By Our Reporter
Shillong, Nov 12: A group of researchers has come together to work on a community based pilot project to develop a website which aimed to preserve the rich history of Shillong.
The ‘Digital Shillong Project’ which is taken up under the ‘Sdad’ initiative is an ongoing collaboration of scholars from the University of Melbourne, scholars and practitioners in Meghalaya and elsewhere to share research data and build a repository of archives, stories and images exploring the history and heritage of the Khasi Hills.
Fulled by the Unnati Research Collaboration Grant from the Australia India Institute and supported by the Australian Government Department of Education, Digital Shillong project unfolds as a collaborative venture between researchers in Shillong and Australia.
Partners include the University of Melbourne, INTACH Meghalaya, and The Northeast India AV Archive.
The interdisciplinary team, comprising historians, artists, archivists, urban heritage professionals, and data scientists, shares a collective passion for exploring how communities narrate, preserve, and commemorate their histories.
The project envisions an online urban encyclopedia featuring a map of Shillong, curated collections of stories and memories contributing to the collaborative digital heritage database, emphasizing the significance of impressions and every nuanced detail of the city.
Using innovative digital humanities tools, ‘Digital Shillong’ will develop an interactive online gateway to the history of Shillong, a publicly accessible website will integrate
historical maps, a selection of geo and temporally located cultural heritage sites, with annotated cultural summaries, links to datasets, historical and contemporary images, and the capacity for crowd sourced data.
It aimed to expand the potential of digital platforms to inform and impact in a real way our understandings of sustainable tourism, community, heritage, urban planning and place making.
The key figures within the project team include NEHU faculty, Professor Desmond Kharmawphlang, Meghalaya Chapter of INTACH convener, Dr Madeline Tham, Nathaniel Majaw from Northeast India Audio-Visual Archive, Prof J May, Dr Mitchell Harrop, Dr Henry Reese (all from the University of Melbourne), and Tarun Bhartiya.
“We are working on a pilot project to develop a website called Digital Shillong.
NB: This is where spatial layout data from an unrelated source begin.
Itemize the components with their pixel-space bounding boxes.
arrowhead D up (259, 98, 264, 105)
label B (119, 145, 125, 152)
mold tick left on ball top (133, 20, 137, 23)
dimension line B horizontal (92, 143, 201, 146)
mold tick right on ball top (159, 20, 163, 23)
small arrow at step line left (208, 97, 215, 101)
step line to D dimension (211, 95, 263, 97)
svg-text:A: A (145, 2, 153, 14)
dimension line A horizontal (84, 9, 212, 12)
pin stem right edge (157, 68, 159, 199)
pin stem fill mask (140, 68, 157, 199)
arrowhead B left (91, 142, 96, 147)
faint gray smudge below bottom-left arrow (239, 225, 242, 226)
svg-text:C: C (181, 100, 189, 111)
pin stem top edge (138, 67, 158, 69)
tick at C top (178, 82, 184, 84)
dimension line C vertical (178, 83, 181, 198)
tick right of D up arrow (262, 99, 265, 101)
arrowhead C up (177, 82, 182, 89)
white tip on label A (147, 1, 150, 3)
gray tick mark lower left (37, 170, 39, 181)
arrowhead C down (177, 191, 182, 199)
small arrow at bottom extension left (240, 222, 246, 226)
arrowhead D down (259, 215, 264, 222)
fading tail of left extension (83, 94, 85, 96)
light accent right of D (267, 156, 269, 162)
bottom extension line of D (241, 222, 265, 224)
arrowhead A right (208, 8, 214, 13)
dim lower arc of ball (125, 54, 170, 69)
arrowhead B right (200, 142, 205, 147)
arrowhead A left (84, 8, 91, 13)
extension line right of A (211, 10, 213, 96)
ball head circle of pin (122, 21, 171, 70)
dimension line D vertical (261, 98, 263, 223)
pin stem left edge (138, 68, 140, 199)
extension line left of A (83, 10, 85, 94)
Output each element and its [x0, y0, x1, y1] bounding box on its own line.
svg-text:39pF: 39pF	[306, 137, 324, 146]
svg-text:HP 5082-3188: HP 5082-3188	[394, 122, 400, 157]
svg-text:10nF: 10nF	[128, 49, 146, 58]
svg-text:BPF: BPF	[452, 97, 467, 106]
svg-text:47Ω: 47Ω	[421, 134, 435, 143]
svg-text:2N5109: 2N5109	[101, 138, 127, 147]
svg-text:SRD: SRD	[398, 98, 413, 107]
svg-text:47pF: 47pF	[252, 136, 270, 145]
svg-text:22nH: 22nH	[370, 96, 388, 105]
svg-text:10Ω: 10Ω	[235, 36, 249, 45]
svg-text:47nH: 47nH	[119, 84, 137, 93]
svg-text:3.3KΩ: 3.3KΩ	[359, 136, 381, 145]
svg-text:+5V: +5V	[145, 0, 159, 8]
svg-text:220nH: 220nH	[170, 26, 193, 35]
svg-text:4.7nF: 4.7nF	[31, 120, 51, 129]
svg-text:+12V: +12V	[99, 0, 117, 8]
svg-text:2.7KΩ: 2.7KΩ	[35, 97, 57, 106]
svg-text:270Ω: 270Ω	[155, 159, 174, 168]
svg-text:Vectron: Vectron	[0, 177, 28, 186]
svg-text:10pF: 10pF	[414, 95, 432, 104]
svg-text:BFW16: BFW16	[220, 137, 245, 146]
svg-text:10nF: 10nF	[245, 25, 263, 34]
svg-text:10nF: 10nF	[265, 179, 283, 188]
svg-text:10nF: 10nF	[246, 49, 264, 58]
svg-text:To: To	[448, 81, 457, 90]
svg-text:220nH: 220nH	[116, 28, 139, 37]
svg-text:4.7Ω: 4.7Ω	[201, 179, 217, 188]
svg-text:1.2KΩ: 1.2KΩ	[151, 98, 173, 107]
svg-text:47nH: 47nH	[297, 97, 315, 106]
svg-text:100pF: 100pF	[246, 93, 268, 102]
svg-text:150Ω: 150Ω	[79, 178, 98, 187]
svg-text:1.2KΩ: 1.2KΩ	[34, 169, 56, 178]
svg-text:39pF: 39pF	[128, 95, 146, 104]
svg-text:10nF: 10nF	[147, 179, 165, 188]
We want to encourage people to share and contribute stories about favorite places inside of Shillong through this project,” Prof May who is spearheading the project said.
Meanwhile, Prof Kharmawphlang said that the idea germinated in Melbourne in 2018 when he was visiting fellow faculty at the University of Melbourne.
“During my stay there, we had a broad discussion how things could be digitize and we hit up upon this name “Sdad” which is a Khasi word for confluence junction or confluence and connotes the cultural value when different people come together in place to share stories about the past that inform the present and shape the future,” he said.
He said that people can contribute to the system which they are developing if they have anecdote, small story or even photographs.
“We are fine tuning the system and we are hoping to get a positive response to this small initiative,” Prof Kharmawphlang said.
The NEHU faculty said that the people who are involve in the project shared common interest in the way that communities narrate, preserve and remember their histories.